Izzy attempts to copy my movement but stumbles slightly. Rhaela’s hand twitches as if to steady her, though she’s too far away to actually help. The gesture makes Izzy flush pink to the roots of her hair.
“We have much work to do,” Vazor observes dryly, looking between us and his perfectly poised daughters. “The peace summit approaches quickly.”
“Too quickly,” Ivrael agrees, and something in his tone makes me look at him sharply. There’s tension in the set of his shoulders, an edge to his voice I’ve never heard before.
“We’ll help,” Rhaela says, her voice surprisingly gentle for someone who looks like she could fight dragons—though given what she is, maybe that’s not so surprising. “Harai and I can assist with the court dance instruction.”
I flush at the mention of dance instruction, my gaze flickering toward Ivrael—only to find him watching me.
Izzy, however, perks up visibly at the dance suggestion, and I have to press my lips together to keep from laughing. My baby sister, crushing on a firelord princess. Under other circumstances, it might be adorable.
But these aren’t other circumstances. We’re caught in Ivrael’s web of plots and schemes, and I can’t forget that Vazor is part of whatever he has planned.
The way they’re all watching us—the duke, the firelord, the twins—makes my skin tingle with awareness of just how much depends on us learning to navigate their world.
“Perhaps we should begin now,” Harai suggests, smoothing her long dark hair back. “Time grows short.”
Ice crackles beneath Ivrael’s feet. “Five days until the summit begins.”

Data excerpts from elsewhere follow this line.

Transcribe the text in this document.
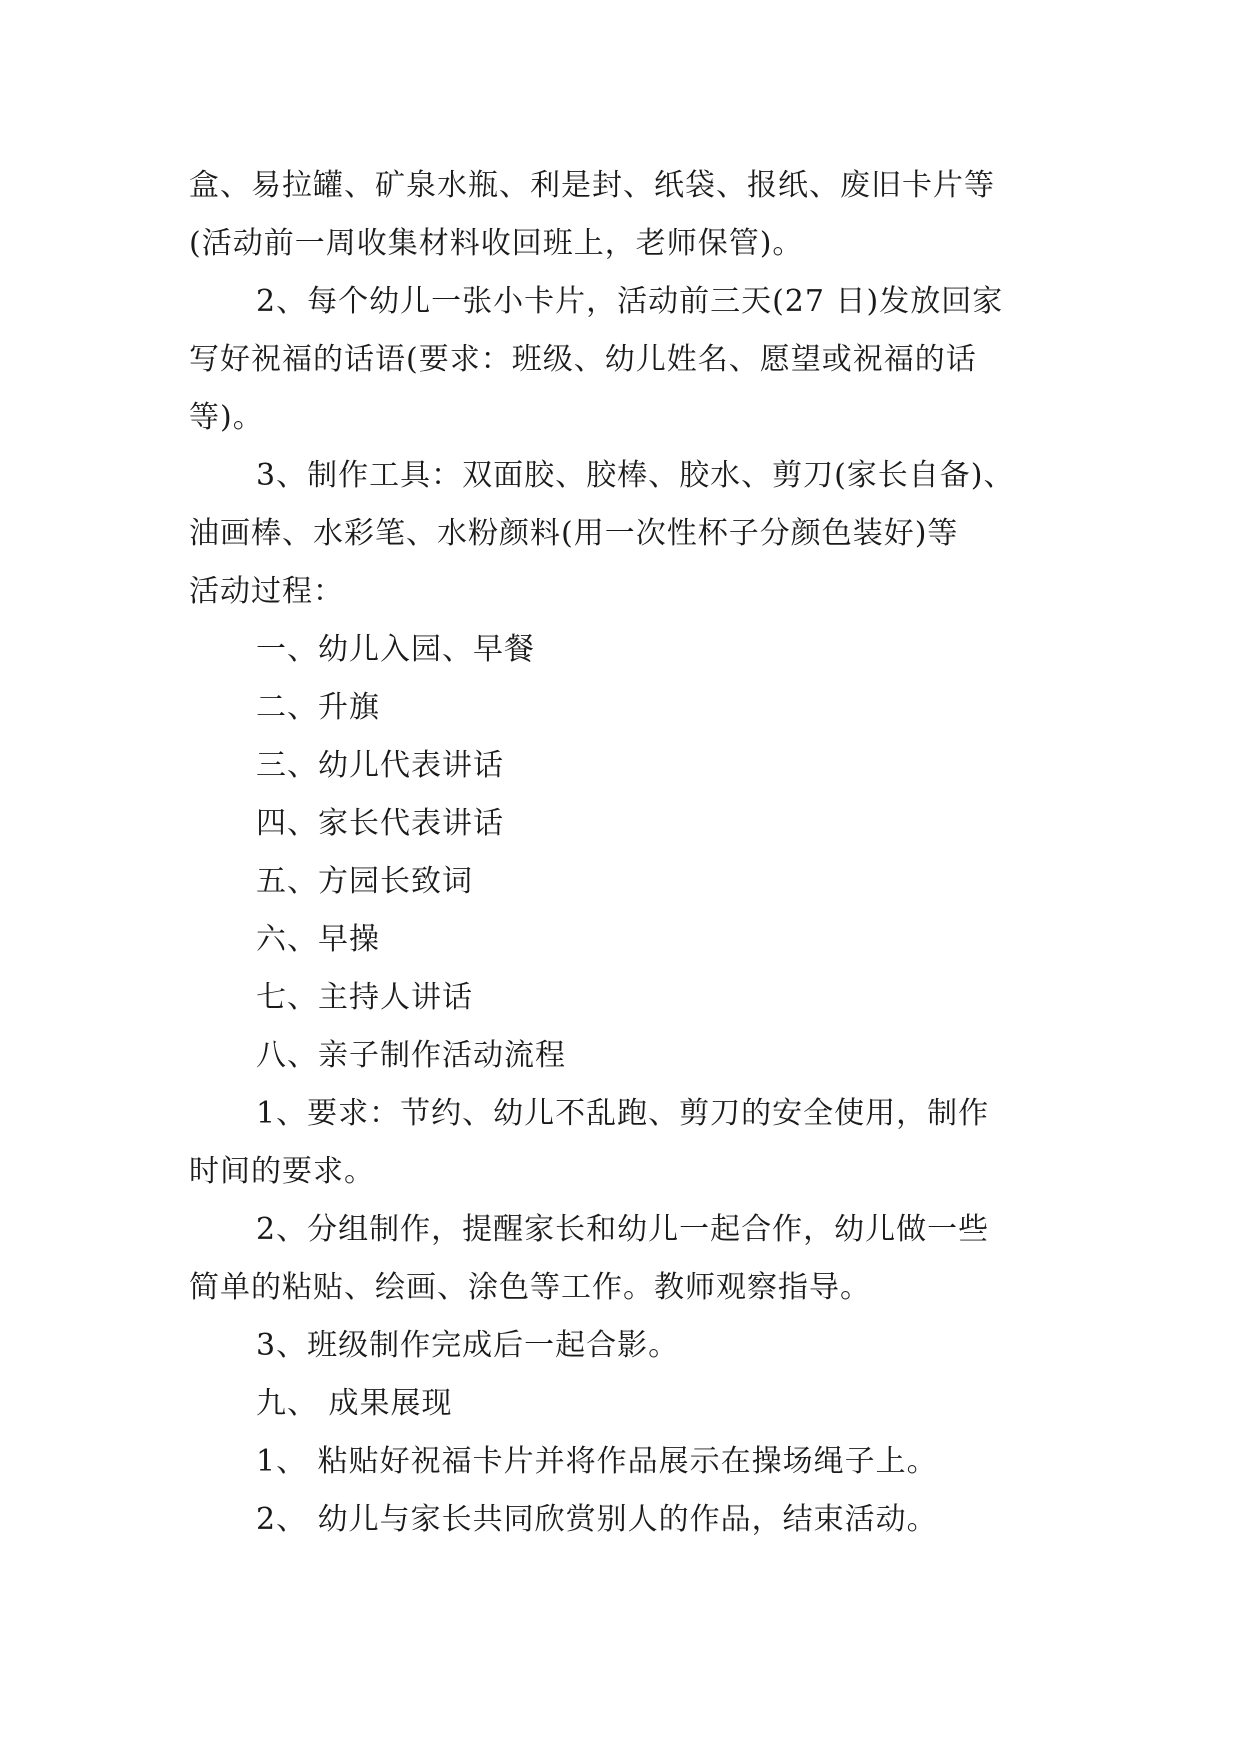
盒、易拉罐、矿泉水瓶、利是封、纸袋、报纸、废旧卡片等
(活动前一周收集材料收回班上，老师保管)。
2、每个幼儿一张小卡片，活动前三天(27 日)发放回家
写好祝福的话语(要求：班级、幼儿姓名、愿望或祝福的话
等)。
3、制作工具：双面胶、胶棒、胶水、剪刀(家长自备)、
油画棒、水彩笔、水粉颜料(用一次性杯子分颜色装好)等
活动过程：
一、幼儿入园、早餐
二、升旗
三、幼儿代表讲话
四、家长代表讲话
五、方园长致词
六、早操
七、主持人讲话
八、亲子制作活动流程
1、要求：节约、幼儿不乱跑、剪刀的安全使用，制作
时间的要求。
2、分组制作，提醒家长和幼儿一起合作，幼儿做一些
简单的粘贴、绘画、涂色等工作。教师观察指导。
3、班级制作完成后一起合影。
九、 成果展现
1、 粘贴好祝福卡片并将作品展示在操场绳子上。
2、 幼儿与家长共同欣赏别人的作品，结束活动。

The number hangs in the air between us like a death sentence.
Five days.
I look at Izzy, still watching Rhaela with barely disguised fascination, and my heart clenches.
We need more time. Need a way out of this labyrinth of untenable choices Ivrael has constructed around us.
Ivrael leads us inside, back to the receiving room. And as Vazor begins discussing the training schedule with Ivrael, laying out hours of dance practice and protocol lessons and court history, I realize we’re trapped as surely as I was in the kitchen. The gilded cage of court life may be prettier than servant’s quarters, but it’s still a cage.
Unless...
I study the twins, noting how they move with perfect grace while still maintaining a warrior’s awareness of their surroundings. They might be our best chance at survival—if I can figure out how to use Izzy’s obvious attraction to our advantage.
“We should start with the basic court dances,” Rhaela says, and when she demonstrates the opening position, Izzy’s eyes track every movement. “The steps aren’t difficult once you understand the patterns.”
“Like mathematics,” Harai adds, coming to stand beside her sister. “Each dance follows specific rules and progressions.”
Izzy brightens at this comparison, and I grin.
“I’m good at math,” Izzy says, then immediately looks mortified at blurting it out.
But Rhaela just smiles—a small thing, barely there, but genuine. “Then you’ll learn quickly.”
I watch the interplay between them, wheels turning in my mind. If we can get close to the twins, maybe we can learn moreabout whatever Ivrael and Vazor are planning. Maybe we can find a way to escape.
Preferably one that doesn’t end with us dead or imprisoned in the dungeons below the Ice Palace.
“Shall we begin?” Harai asks, and Izzy nods so quickly I’m surprised she doesn’t hurt her neck.
Ivrael calls to have the rug rolled up and moved to one side.
As Khrint drags the rug aside, I catch Ivrael watching me with those impossibly blue eyes. Golden sparks dance in their depths, and I wonder if he knows what I’m thinking. If he can sense my desperate search for options, for escape routes, for any way to protect my sister from whatever fate he has planned for us.
Rhaela and Harai move to demonstrate the first dance steps, and Izzy and I take our positions for the lesson.
The marble floor still burns cold against my feet. But now I have something new to focus on besides the chill—the way Rhaela’s hand lingers when she corrects Izzy’s posture, the calculating look in Vazor’s eyes as he watches us.
The growing certainty that five days isn’t nearly enough time to learn everything we need to survive.